Spotify stock (NYSE: SPOT) dipped by nearly five percent during Tuesday’s trading hours and has parted with almost one-quarter of its value since the start of 2022. All of which is prompting Wall Street — and previously high-flying stakeholders — to discuss the downturn’s potential causes.
Having finished at $193.52 per share on Monday, Spotify stock was worth $184.04 per share when the market closed on Tuesday – a 4.92 percent decrease on the day, a 13.59 percent decline across the last five days, and a full 23.50 percent falloff over the past six months.
Furthermore, as mentioned at the outset, SPOT’s present value represents a 24.62 percent slip since 2022’s beginning, when the stock was worth north of $244 per share.
The broader slide is stunning: back in late January of 2021, SPOT was hovering around $337 a share. Since that point, SPOT has witnessed a $152 plunge, which translates into a 45% drop in just one year. Tuesday’s price represents a modest 24.42 percent gain from the Stockholm-based company’s 2018 public offering.
Of course, it’s impossible to pinpoint the precise factors that are dragging SPOT down, but the movement arrives amid broader market corrections and a shift away from unprofitable and/or tech stocks.
The S&P 500 is down about 9.2 percent on the year, and pandemic darlings like Netflix (NASDAQ: NFLX) and Peloton (NASDAQ: PTON), which cracked all-time-high prices in late 2020 and 2021, have posted double-digit stock-price losses to this point in 2022. To be sure, NFLX is down approximately 39 percent/$231 since January 3rd, compared to a 25 percent/$9 decline for PTON during the same stretch. The latter stock had surged past the $165 mark heading into 2021.
Bringing the focus back to recent developments concerning Spotify specifically, a number of issues are emerging. After years of surging subscriber growth, the numbers are plateauing in wealthier nations like the US. Diversifications into arenas like podcasting also remain speculative: just recently, Spotify shut down its pioneering podcast studio – and laid off some of the division’s 10 to 15 employees. Though the move appears inconsequential in the context of Spotify’s multibillion-dollar bet on podcasts, it doesn’t seem to spell confidence in the format.
And with the company set to detail its Q4 2021 revenue specifics eight days from now, on Wednesday, February 2nd, it’ll be interesting to see how podcasts performed in terms of interactions as a percentage of Spotify MAUs.

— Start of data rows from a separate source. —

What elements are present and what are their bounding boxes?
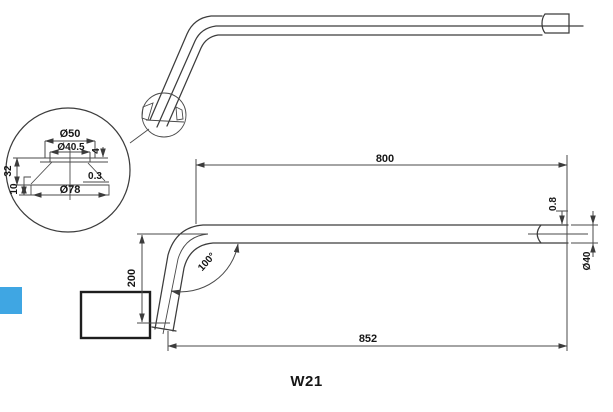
- dim-100deg-label: 100°: [196, 251, 218, 274]
- dim-4-label: 4: [91, 148, 102, 154]
- dim-32-label: 32: [3, 165, 14, 177]
- dim-852-label: 852: [359, 333, 377, 345]
- dim-800-label: 800: [376, 153, 394, 165]
- flange-base-line: [145, 119, 185, 123]
- dim-d78-label: Ø78: [60, 184, 81, 196]
- detail-leader-line: [129, 128, 150, 144]
- dim-arc-100deg: [170, 243, 240, 296]
- blue-corner-swatch[interactable]: [0, 287, 22, 314]
- dim-d40-label: Ø40: [582, 251, 593, 270]
- flange-base-rect: [30, 184, 110, 196]
- product-code-label: W21: [290, 373, 323, 390]
- dim-03-label: 0.3: [88, 171, 102, 182]
- dim-d405-label: Ø40.5: [57, 142, 85, 153]
- pipe-inner-edge: [166, 34, 543, 127]
- flange-left-step: [23, 176, 31, 185]
- side-view: 800 852 200 100° 0.8 Ø40: [79, 153, 598, 351]
- flange-right-wedge: [175, 106, 184, 121]
- detail-callout-circle: [141, 92, 187, 138]
- dim-200-label: 200: [126, 269, 138, 287]
- detail-view: Ø50 Ø40.5 4 32 10 0.3 Ø78: [3, 107, 131, 233]
- pipe-inner-edge: [172, 242, 569, 332]
- pipe-outer-edge: [154, 224, 569, 330]
- flange-cone-right: [87, 162, 106, 182]
- pipe-tip-cut: [151, 326, 177, 332]
- pipe-sleeve-edge: [536, 224, 542, 244]
- dim-08-label: 0.8: [548, 197, 559, 211]
- dim-d50-label: Ø50: [60, 128, 81, 140]
- pipe-outer-edge: [149, 15, 543, 121]
- pictorial-view: [129, 13, 584, 144]
- flange-cone-left: [30, 161, 53, 185]
- dim-10-label: 10: [9, 183, 20, 195]
- detail-view-circle: [5, 107, 131, 233]
- wall-block: [79, 290, 152, 340]
- pipe-middle-edge: [156, 25, 584, 128]
- pipe-end-sleeve: [541, 13, 570, 34]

Notwithstanding the addition of 300,000 podcasts during Q3 2021 (for a total of 3.2 million programs), Spotify only noted on the engagement front: “The percentage of MAUs that engaged with podcast content continued to increase throughout the quarter, marking an acceleration relative to Q2 trends.” Said percentage remained flat at 25 percent from Q4 2020 into Q1 2021 and increased “modestly” between last year’s first and second quarters.
The broader profitability picture remains problematic, though 2022 could be Spotify’s turnaround year. Whether Wall Street responds to those improvements remains unclear, however, especially given massive macroeconomic headwinds like raging inflation, expected interest rate increases, and even broader political instability.
Meanwhile, some are speculating that Spotify could follow Netflix in raising its prices – a significant possibility because music streaming services feature similar song libraries and mainly cost the same in the States. Plus, Spotify’s long-awaited HiFi support doesn’t yet have a release date, company officials announced two weeks ago, despite the fact that Apple Music and Amazon Music unveiled the feature at no added cost last summer.